Quitting smoking can add years to your life and life to your years
At Williamson Medical Center’s Cardiopulmonary division, we see mostly patients with mid- to late-stage chronic obstructive pulmonary disease, or COPD as many know it. I would say that 80 percent to 85 percent of the patients we see are having problems as a result of smoking.
As many as 15 percent of our patients are second-hand smoke patients who have maybe never smoked themselves, but live with someone who smokes.
That one statistic right there should be enough to make anyone who is still smoking put down their pack.
It’s not too late
It was once thought that smoking does permanent, irreversible damage to your lungs, but about 10 years ago, some studies showed that if you stop smoking, you can recoup some of the lung capacity you have lost. For a person who stops smoking in their 40s or 50s and maintains an active lifestyle, it is possible to get back the lung function of a non-smoker. But that level of activity goes hand-in-hand with quitting smoking as being a key factor in having good success.
Exercise not only helps keep you in shape, it can also be a great way to help stop the bad habit of smoking by replacing a routine “smoke break” with a routine brisk walk around the block.

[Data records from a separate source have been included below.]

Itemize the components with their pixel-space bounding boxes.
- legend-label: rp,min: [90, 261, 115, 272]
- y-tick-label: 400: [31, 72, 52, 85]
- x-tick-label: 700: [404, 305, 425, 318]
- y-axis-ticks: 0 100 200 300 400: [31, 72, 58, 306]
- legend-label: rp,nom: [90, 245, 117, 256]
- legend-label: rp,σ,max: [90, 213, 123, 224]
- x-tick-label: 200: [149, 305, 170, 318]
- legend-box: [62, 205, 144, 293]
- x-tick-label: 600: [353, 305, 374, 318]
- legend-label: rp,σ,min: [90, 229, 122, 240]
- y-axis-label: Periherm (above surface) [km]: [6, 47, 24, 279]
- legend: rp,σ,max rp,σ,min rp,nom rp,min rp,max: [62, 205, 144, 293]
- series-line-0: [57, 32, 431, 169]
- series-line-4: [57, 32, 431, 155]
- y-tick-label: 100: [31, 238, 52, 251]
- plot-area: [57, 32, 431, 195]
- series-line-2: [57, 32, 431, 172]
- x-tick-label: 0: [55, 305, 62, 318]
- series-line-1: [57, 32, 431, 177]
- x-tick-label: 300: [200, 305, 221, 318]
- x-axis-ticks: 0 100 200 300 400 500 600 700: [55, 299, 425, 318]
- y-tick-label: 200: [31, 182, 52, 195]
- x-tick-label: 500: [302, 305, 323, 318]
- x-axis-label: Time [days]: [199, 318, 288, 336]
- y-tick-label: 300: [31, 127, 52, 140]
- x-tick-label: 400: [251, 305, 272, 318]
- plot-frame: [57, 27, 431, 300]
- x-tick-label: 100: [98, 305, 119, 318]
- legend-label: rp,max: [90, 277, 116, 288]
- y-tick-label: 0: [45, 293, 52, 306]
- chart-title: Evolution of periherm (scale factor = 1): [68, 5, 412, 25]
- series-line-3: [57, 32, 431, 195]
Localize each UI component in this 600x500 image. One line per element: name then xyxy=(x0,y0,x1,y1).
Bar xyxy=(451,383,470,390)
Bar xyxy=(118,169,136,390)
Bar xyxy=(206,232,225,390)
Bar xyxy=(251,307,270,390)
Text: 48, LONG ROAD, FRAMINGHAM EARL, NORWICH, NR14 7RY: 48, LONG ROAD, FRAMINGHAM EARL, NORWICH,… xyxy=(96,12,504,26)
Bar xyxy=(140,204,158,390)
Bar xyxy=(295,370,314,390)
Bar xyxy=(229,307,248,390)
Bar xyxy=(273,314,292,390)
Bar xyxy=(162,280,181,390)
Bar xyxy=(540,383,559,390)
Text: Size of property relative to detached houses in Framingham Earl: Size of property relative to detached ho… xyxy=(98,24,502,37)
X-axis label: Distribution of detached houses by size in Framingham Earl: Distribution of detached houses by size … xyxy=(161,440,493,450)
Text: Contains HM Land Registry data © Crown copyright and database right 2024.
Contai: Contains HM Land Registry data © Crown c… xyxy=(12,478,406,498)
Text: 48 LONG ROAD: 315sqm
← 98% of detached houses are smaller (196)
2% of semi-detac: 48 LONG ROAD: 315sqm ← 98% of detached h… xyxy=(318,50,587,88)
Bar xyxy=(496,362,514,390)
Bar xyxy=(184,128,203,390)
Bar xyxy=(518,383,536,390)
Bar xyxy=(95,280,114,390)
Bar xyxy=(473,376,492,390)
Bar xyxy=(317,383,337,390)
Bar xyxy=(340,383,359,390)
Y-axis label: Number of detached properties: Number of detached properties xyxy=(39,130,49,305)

When you quit smoking, there is an addiction you are dealing with. So if 2 p.m. everyday triggers a smoke break in your mind, we recommend you pick an activity that should take the place of those urges to go out and smoke. Exercise releases the same endorphins that smoking would, but without any of the negative side effects.
Walk this way
We recommend a good fast-paced walk or run for anyone who is healthy enough for exercise. You should always get clearance from your doctor first. But if you can monitor your heart rate and get it up 40 beats per minute above your resting heart rate that signals a good enough activity to release the good endorphins. It can make you feel good about your day and it takes your mind off wanting to smoke.
Be a quitter
We offer regular smoking cessation classes here at Williamson Medical Center and the most common reasons we hear that people want to quit smoking are for the health benefit, because they want to be around to see kids or grandchildren grow up and the cost.
All good reasons. But let’s revisit that health benefit for a second.
The science of it shows a person can smoke for one year and it can do the same damage as someone who started smoking 25 to 30 years ago. The toxins from the nicotine you are inhaling are going into your bloodstream, which affects every part of your body, in addition to your lungs.
All sorts of carcinogenic cancers are being found all over the body. Even in places like the kneecaps, kidneys, bladder and mouth.
Quality of life
If a smoker lives to be 70 years old, for the last five to 10 years of their life, breathing for them is going to be like breathing through a straw. They will most likely spend the remainder of their life on and off of a ventilator, coupled with regular hospital admissions because of smoking’s detrimental damage to the lungs. The last five to 10 years of life for this category of people can be horrible.
Not to mention the fact that this person could have lived to be 85 if they hadn’t smoked. We know now that people can lead a healthier life if they quit smoking.
The biggest question we hear is “how do I quit?” We recommend establishing a “quit day.” Start there and then decide if you want to use some nicotine replacement therapy like the gum or patches. If you choose one of these you absolutely cannot smoke while using them. If you opt for one of the pill forms of replacement therapy, smoking can be tapered.
Once you’ve established your quit day, come up with a plan for urges and cravings. When the cravings come, have something to take the place of a cigarette. It can be anything from a crossword puzzle to a brisk walk to calling a friend and having a conversation.
It comes down to changing your behavior. Clean out your house and your car. Get rid of ashtrays and take on the persona of a non-smoker. You have to believe it.